Classic Collision Atlanta #327

Posted on 09. Aug, 2015 by in Classic Collision Atlanta

5/9/13

Yesterday, I had he most  vivid dreams…and I woke up with what felt like rage. Wow, I hadn’t felt this inspired in weeks.  I kept telling them that its not healthy to feel nothing. Not dealing with things will always catch up with you, in the end.

I guess maybe it wasn’t rage…it was more like an intense passion…for what I am doing. I guess we all become numb, after a while. I guess I could not fight and get killed…or I can fight and get killed. Some might think that I shouldn’t exhaust all of my energy…and enjoy my life…until Doom’s Day…I have tried so many times. Obviously that is something that I am not successful at…fighting  back is something I have had to learn how to do…over the years. It began as survival…it will go down as fighting for my life.

I cant want until this portion is over…then maybe I will have five minutes to breathe…before I get my throat slit…and can breathe no longer.

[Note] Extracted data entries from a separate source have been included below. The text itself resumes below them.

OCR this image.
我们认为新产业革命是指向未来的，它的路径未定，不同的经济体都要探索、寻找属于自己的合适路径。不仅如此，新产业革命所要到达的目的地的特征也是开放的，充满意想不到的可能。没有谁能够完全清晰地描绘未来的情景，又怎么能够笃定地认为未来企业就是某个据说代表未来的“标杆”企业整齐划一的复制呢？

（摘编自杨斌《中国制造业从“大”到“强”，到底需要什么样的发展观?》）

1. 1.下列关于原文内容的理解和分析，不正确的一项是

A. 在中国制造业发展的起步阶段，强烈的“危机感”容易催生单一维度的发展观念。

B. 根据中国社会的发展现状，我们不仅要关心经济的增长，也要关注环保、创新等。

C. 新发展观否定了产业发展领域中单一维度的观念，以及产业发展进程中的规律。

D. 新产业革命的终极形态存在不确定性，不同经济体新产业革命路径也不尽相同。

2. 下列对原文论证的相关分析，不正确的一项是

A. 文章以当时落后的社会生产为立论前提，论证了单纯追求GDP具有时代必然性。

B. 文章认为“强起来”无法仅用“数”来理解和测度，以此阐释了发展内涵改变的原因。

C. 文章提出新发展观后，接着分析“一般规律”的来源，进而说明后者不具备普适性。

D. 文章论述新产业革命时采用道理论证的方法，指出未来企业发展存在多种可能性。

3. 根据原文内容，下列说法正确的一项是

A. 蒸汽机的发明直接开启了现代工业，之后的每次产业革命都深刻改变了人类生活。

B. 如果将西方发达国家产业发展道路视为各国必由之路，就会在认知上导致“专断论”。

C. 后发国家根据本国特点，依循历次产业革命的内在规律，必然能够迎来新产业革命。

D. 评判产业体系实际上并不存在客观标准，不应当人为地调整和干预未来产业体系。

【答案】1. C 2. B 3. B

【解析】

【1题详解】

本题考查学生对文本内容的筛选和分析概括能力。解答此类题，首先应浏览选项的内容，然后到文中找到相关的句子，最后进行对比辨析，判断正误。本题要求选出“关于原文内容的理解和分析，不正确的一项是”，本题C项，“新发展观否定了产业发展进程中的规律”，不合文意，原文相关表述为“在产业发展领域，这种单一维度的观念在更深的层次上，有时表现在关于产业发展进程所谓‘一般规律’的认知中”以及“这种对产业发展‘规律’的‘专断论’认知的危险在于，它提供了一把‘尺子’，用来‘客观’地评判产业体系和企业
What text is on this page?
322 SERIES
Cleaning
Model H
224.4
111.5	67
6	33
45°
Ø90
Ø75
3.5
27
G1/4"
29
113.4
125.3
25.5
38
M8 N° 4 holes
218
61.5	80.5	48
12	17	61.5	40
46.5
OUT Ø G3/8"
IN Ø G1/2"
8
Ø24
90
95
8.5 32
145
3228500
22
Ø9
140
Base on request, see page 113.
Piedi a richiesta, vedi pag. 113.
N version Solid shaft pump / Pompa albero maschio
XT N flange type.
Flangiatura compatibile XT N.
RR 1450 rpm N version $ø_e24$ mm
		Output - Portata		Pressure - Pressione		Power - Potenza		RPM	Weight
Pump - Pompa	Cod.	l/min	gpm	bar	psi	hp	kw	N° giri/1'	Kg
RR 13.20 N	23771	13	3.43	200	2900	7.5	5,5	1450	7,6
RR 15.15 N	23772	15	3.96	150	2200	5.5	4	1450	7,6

I read an article in Joyce’s magazine today about the Green Light organization that was started by her Ministry. I don’t believe in envy but…a piece of me envied the volunteers. How selfless it must be…a career that gives back…and to give up your time, without compensation…to help those that society has forgotten. Its easy to ignore the homeless…easier to ignore the fact the many of you are on the verge of it, everyday!

Many of these people fought for their country…and are now forgotten. Sounds like Manfred mentality….you’re only as good as what you did yesterday!